Manusia-manusia yang jenuh di dunia yang renta adalah mayat-mayat hidup yang kehilangan kemanusiaannya. Mereka berubah menjadi monster-monster mengerikan yang melahap sisa-sisa kebijaksanaan hidup dengan rakus. Lihatlah sebagian kaum ibu yang dulu dikenal begitu santun dan lembut kini berubah jadi “the power of emak-emak” yang siap menyalip setiap kendaraan di depannya dengan send terbalik. Emak-emak yang siap melawan siapapun yang menegurnya meski dialah yang sebenarnya berbuat salah. Emak-emak yang tak kenal budaya antri. Mereka adalah manusia modern yang kehilangan nilai kehidupan.
Masyarakat desa yang dulu begitu santun, perlahan tapi pasti mulai kehilangan ciri khasnya. Mereka kini menunduk bukan karena santun saat bertemu orang, tapi menunduk karena asyik dengan dunia maya yang melenakannya.
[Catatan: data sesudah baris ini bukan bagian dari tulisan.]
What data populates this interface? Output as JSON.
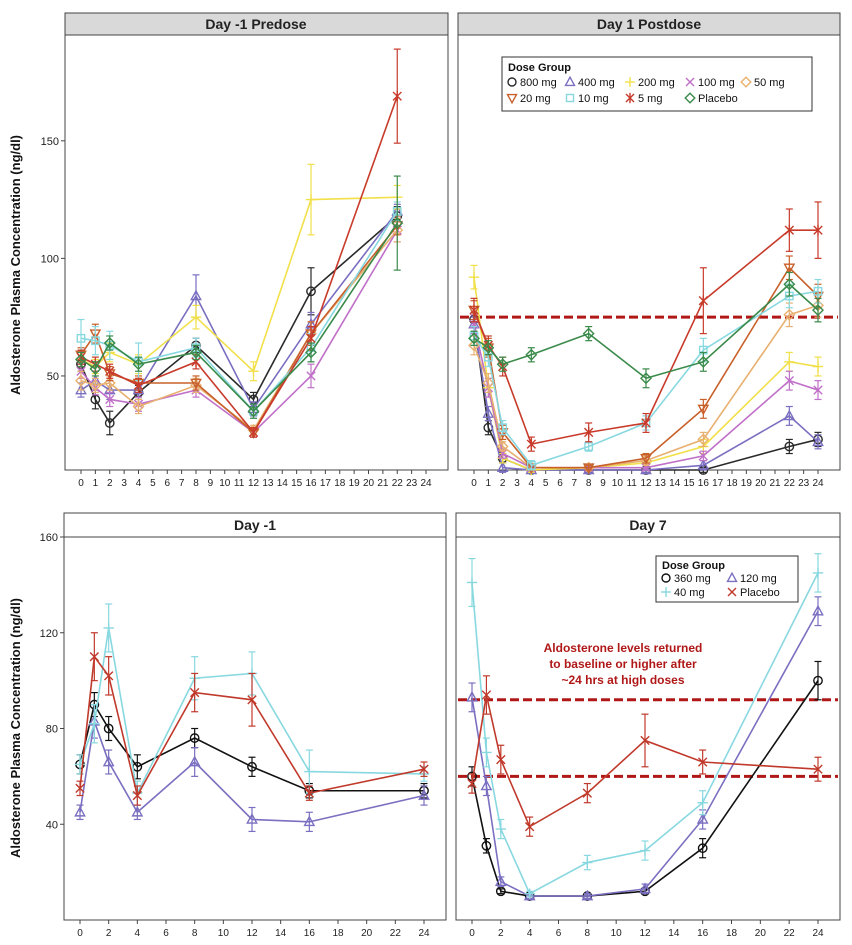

Rumah abah Wira yang dituju Kay adalah satu-satunya orang yang mungkin masih Kay kenal. Abah Wira adalah paman dari ibunnya Kay, Ainun.. Kay berjudi, ia tidak yakin abah Wira masih hidup, masih ingat padanya, atau kalaupun masih ingat, apakah ia masih mau menerimanya, entahlah. Ada bimbang yang menghalangi jalan, tapi waktu terus melipat kesempatan, hingga ia harus bergegas.
Kay juga ingat saat dulu terusir dari rumahnya, Abah Wira sedang merantau ke Malaysia, jadi TKA disana, tepatnya di perkebunan sawit milik sebuah perusahaan swasta. Kay meragu, apakah abah Wira sudah kembali dari Malaysia atau dia masih tinggal disana. Ah entahlah, ia mencoba saja tetap melangkah.
Rumah abah Wira berada di ujung desa Wangun. Jauh juga dari rumah Kay yang dulu dirampas juragan Firly. Rumah yang terpencil dari rumah-rumah penduduk desa Wangun lainnya. Masih sama dengan puluhan tahun lalu, rumah itu masih berupa rumah panggung dengan beberapa lubang di dinding. Sudah lama rupanya kayu-kayu itu tidak mandi cat. Warnanya begitu kusam. Tapi bagi Kay meskipun kusam ia tampak muda. “Assalaamu’alaikum...sampurasun...” ujar Kay dua tiga kali.
“Wa’alaikum salam ...rampes...” jawab seorang laki-laki renta berbaju dan celana hitam lengkap dengan totopong (ikat kepala batik khas orang Sunda) di kepalanya, dia abah Wira. Kay segera meraih tangan yang sudah teramat renta itu untuk diciumnya dengan penuh rengkuh. Abah Wira masih termangu, rupanya ia belum mengenal sosok pencium tangannya itu.
“Bah...damang (sehat) ? tanya Kay ramah.
“Alhamdulilah...saé (sehat)..ké...saha ieu teh? (sebentar...siapa ini ya?)